Grande parte das memórias de infância de Patrícia Nunes, 26 anos, são com a avó Rosa, com quem viveu até aos 9 anos. “A minha mãe, que se separou do meu pai biológico quando eu tinha meses de idade, trabalhava a tempo inteiro e vivia longe da casa da minha avó. Não era fácil ir e vir diariamente de casa da minha mãe para a da minha avó, dado que o emprego da minha mãe não permitia que eu fosse com ela para o trabalho, por isso a solução foi ser criada pela avó Rosa”, conta Patrícia Nunes à MAGG, que apenas estava em casa da mãe aos fins de semana.

Patrícia tem memórias a acompanhar a avó para todo o lado até aos 4 anos, inclusive para várias casas, dado que Rosa, hoje com 82 anos, trabalhava como empregada doméstica. “Talvez por isso sempre tenha tido noção do quanto a vida custa a ganhar, pois fui exposta a essa realidade desde muito cedo”, salienta.
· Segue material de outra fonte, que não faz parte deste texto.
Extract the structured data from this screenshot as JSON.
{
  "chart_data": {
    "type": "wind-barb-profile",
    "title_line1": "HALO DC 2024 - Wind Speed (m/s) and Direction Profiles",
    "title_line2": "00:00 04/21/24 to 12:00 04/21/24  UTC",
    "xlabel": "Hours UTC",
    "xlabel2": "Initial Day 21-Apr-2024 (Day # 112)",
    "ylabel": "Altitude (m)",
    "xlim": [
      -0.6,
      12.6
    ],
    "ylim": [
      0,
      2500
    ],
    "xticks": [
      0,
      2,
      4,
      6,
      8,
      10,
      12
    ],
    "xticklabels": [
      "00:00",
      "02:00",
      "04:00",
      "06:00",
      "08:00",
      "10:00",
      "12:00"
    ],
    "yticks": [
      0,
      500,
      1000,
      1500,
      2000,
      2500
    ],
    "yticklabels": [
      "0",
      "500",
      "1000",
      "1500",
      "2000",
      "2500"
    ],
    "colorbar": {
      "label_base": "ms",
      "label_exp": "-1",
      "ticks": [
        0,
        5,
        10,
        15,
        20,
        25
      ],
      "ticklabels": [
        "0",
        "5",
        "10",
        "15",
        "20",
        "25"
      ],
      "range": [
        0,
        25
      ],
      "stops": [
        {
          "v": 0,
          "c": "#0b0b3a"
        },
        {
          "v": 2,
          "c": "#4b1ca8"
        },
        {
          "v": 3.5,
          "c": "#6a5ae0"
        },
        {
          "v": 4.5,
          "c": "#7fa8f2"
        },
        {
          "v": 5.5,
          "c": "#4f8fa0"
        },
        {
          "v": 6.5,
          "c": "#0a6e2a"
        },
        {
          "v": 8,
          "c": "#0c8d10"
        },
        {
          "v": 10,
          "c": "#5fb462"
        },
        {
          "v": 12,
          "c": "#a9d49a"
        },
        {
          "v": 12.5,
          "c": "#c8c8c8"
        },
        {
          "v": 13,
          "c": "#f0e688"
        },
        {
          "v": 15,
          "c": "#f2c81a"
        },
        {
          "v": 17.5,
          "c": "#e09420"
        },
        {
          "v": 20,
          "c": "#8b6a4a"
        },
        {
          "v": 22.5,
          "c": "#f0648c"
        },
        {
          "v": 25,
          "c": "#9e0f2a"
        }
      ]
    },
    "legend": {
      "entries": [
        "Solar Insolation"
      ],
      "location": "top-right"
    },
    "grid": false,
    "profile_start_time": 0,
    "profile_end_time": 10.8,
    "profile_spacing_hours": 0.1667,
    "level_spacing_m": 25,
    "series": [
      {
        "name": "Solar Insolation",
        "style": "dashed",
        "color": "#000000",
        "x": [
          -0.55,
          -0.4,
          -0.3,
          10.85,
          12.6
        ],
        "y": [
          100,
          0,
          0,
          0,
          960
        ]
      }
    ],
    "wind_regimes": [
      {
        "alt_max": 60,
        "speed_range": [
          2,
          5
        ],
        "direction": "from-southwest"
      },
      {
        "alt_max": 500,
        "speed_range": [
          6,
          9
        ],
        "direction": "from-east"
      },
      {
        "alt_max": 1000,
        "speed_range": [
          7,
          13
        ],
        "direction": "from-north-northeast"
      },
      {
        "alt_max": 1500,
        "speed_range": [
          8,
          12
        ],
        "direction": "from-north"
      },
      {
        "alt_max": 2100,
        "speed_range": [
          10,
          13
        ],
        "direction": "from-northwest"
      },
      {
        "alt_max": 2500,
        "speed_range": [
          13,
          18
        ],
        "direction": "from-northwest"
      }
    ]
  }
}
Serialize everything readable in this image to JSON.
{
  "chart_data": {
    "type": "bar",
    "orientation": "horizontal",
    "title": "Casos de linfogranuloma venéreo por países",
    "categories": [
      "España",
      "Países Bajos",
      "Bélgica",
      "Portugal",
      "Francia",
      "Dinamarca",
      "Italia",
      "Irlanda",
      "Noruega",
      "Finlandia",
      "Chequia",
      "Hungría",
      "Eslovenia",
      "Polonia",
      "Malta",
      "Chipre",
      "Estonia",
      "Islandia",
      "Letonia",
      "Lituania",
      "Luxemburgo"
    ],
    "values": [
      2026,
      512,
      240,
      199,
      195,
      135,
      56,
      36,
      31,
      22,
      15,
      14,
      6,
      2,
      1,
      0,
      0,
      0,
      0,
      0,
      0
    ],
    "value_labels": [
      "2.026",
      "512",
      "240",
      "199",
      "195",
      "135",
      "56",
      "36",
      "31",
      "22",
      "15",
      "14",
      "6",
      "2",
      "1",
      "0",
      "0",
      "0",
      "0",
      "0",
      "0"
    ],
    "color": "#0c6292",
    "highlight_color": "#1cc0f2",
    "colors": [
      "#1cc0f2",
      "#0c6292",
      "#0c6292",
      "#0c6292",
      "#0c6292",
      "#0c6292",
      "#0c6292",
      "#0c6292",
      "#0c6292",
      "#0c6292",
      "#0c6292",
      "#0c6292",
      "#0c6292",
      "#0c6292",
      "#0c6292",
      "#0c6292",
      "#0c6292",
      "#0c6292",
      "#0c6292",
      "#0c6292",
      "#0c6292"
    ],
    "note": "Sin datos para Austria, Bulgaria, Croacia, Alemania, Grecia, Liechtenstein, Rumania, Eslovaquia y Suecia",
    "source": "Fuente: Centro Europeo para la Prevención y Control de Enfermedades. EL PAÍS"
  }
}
A 26 de julho, celebra-se o Dia Mundial dos Avós, figuras de apoio incontornável à educação das crianças, com estudos que o comprovam: em 2014, uma investigação publicada pela Fundação Calouste Gulbenkian demonstrou que Portugal, juntamente com outros países do sul da Europa, apresenta uma maior percentagem de avós a cuidar dos netos a tempo inteiro.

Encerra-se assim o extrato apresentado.